Drawing from the research tools set forth by historian Saidiya Hartman’s “critical fabulation,” a writing methodology combining historical research with critical theory and fictional narrative to make sense of the gaps in the archive of transatlantic slavery, I extend this method into multimedia performance. Beginning in 2013 with a collaboration with female farmers and dancers in Tanzania titled S(oil), g1(host) has undergone several iterations. That starting point explored the cultivation of land and the intimacies between ecology and black life. A May 2016 performance at Snug Harbor, NY, evoked the geography of the New World plantation as staging area for genres of fugitive escape and the economies of movement and narrative within confinement.

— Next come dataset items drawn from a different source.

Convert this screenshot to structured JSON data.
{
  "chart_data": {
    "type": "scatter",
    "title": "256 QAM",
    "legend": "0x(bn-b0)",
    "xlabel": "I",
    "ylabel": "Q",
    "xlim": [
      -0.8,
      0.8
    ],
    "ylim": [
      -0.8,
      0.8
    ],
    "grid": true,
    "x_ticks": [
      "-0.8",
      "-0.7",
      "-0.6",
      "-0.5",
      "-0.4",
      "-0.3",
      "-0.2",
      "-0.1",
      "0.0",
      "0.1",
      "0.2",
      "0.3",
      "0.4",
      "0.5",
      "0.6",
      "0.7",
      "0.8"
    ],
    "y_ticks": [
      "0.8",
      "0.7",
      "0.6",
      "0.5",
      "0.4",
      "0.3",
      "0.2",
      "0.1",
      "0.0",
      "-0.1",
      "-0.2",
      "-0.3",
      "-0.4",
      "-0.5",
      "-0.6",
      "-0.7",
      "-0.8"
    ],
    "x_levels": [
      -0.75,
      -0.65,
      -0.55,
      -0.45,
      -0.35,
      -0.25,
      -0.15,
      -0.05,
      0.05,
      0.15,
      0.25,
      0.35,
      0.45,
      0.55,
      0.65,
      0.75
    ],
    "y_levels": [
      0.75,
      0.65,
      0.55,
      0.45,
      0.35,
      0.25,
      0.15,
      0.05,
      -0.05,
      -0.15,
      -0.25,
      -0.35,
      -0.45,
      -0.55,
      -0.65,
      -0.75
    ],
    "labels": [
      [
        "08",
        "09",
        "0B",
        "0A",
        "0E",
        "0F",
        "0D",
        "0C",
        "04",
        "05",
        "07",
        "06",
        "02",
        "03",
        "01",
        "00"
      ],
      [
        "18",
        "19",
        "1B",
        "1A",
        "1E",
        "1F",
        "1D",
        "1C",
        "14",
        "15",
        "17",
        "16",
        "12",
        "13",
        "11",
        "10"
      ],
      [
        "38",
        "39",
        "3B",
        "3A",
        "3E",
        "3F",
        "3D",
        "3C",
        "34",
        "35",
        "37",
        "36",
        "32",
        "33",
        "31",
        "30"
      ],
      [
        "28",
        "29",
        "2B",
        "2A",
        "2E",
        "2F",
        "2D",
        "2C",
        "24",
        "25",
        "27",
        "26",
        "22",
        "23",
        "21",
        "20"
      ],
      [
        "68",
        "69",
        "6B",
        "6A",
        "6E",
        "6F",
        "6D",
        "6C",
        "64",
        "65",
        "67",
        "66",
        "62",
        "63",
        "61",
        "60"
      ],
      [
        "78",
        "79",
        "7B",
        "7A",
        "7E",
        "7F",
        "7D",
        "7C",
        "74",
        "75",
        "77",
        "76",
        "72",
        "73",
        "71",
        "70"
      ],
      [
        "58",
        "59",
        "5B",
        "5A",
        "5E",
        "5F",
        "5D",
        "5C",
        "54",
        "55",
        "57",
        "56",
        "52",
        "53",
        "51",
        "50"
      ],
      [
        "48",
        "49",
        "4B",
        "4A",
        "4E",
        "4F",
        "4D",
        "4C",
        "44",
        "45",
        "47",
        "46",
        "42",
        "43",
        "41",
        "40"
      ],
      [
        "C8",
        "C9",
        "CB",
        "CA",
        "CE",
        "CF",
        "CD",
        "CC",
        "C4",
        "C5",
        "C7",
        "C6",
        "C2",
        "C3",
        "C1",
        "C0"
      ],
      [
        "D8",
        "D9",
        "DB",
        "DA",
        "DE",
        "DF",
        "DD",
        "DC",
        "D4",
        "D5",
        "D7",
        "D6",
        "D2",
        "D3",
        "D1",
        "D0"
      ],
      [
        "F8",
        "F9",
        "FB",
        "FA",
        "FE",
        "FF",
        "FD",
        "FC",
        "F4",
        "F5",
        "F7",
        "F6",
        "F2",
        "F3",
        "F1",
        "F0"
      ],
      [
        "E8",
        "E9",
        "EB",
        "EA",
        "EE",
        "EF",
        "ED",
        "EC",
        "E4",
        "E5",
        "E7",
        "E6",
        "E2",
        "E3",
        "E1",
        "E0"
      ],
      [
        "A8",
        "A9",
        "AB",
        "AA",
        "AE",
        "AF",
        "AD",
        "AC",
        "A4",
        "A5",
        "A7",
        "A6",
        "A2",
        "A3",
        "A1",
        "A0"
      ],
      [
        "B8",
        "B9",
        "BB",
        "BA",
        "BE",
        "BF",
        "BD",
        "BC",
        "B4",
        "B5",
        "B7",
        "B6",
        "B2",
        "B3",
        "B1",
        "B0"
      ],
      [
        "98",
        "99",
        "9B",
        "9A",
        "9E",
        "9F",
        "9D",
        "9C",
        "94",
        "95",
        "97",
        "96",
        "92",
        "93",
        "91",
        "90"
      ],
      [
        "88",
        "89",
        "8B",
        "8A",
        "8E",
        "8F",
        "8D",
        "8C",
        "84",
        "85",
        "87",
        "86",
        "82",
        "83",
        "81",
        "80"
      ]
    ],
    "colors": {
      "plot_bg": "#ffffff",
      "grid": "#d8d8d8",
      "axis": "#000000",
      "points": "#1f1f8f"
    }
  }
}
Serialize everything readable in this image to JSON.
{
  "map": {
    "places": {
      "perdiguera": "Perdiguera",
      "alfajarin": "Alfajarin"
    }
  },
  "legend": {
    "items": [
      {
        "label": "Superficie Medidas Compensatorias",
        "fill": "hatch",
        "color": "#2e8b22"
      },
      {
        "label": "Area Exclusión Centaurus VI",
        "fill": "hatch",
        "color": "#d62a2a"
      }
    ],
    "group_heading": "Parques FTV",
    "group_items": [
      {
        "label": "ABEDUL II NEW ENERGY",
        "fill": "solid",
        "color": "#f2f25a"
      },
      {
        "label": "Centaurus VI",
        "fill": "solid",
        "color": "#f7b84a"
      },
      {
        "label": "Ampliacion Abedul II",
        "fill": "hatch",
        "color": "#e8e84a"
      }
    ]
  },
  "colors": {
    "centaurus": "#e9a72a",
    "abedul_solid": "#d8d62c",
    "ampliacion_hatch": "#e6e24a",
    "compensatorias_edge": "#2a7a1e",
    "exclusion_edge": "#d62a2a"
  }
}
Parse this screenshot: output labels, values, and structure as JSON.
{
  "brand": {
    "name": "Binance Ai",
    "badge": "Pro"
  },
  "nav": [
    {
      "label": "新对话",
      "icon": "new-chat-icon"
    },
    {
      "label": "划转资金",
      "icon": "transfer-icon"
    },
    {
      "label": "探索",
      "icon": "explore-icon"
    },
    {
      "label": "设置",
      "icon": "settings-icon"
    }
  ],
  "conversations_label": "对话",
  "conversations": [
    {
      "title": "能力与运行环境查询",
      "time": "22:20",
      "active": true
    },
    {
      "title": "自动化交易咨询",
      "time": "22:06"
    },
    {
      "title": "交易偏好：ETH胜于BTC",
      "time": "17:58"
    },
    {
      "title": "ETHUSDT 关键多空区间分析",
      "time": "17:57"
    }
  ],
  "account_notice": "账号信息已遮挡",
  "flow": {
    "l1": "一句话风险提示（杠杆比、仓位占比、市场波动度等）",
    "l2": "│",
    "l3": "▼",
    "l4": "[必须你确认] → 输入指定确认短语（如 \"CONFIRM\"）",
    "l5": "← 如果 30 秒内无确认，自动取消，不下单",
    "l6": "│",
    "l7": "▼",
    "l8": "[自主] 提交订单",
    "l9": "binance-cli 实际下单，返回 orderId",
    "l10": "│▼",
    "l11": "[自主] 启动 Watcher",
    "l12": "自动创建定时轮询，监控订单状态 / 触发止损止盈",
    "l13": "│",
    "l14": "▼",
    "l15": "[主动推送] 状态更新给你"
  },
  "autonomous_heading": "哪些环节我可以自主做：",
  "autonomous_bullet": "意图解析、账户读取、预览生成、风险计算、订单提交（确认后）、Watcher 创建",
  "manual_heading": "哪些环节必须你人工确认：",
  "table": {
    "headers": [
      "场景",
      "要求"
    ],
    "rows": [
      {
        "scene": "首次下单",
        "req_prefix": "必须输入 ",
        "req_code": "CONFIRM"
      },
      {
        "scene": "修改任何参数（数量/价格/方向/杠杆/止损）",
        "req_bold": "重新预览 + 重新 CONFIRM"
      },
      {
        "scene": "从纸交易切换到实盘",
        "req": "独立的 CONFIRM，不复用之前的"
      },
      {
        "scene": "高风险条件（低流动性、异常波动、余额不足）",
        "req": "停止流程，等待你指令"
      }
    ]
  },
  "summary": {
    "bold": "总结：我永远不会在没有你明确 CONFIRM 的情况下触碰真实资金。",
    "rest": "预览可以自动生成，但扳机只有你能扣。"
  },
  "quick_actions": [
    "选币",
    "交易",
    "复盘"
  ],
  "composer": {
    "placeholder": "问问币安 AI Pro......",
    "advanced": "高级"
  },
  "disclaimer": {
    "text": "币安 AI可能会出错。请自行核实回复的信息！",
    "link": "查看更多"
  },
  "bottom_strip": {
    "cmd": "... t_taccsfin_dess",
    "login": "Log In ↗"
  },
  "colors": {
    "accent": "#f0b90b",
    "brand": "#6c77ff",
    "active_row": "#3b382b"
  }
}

In April 2017, a staging at Theater For the New City (NYC) featured an engagement with the thought presented in Christina Sharpe’s groundbreaking text, In The Wake: On Blackness and Being. Sharpe’s powerful notions of “wake work” as the necessary reckoning with the deathworlds that structure black life, serves as a further impetus to this project. In this iteration, the re-telling of childhood stories and memories of my late father propelled me to excavate my relationship to water and the histories it holds. This led me to a more direct encounter with the ocean and the remnants of the Middle Passage. In June 2018, I acquired my deep sea diving license and traveled to Tobago to do free dives, which were filmed underwater. These arduous descents recalled the experience of drowning slaves, who were thrown or jumped overboard, while also pulling me into an oceanic realm which intensely disoriented my bodily instincts. Here, I revisit Sharpe, who speaks of the “residence time” of the ocean as the life cycle of the elements cast into its waters. The sodium of human blood, for instance, has a residence time of 260 million years. Being submerged in the density of these ungraspable sediments and encountering the shimmer of life and death requires a rigorous attunement of my attention. In g1(host), we enter into this residence time and let it shape and change our sensorium, as we seek clues of the continuum between past disaster and present possibility. 

A Gibney Dance-in-Process residency in June 2019, brought these ongoing concerns back to shore, where I began to expand this project from a solo performance to a group endeavour. During this time, we hosted Professor Sharpe from Toronto for three days, and exchanged ideas with dramaturge Katherine Profeta. A distinctly underwater movement practice began to emerge through a series of generatives that challenge us to remain non-locatable: such as free float, slippage, bubble, rift, tracing clues to a map that disintegrates when we touch it.  We premiered the first iteration premier of g1(host):lostatsea as a group mix-media 
performance at Gibney in November 2019.  Presently, in times of COVID, we have become increasingly aware of what is safe-space for people and how that places labor both on the viewer and performer as we each regulate distance and proximity, togetherness and apartness.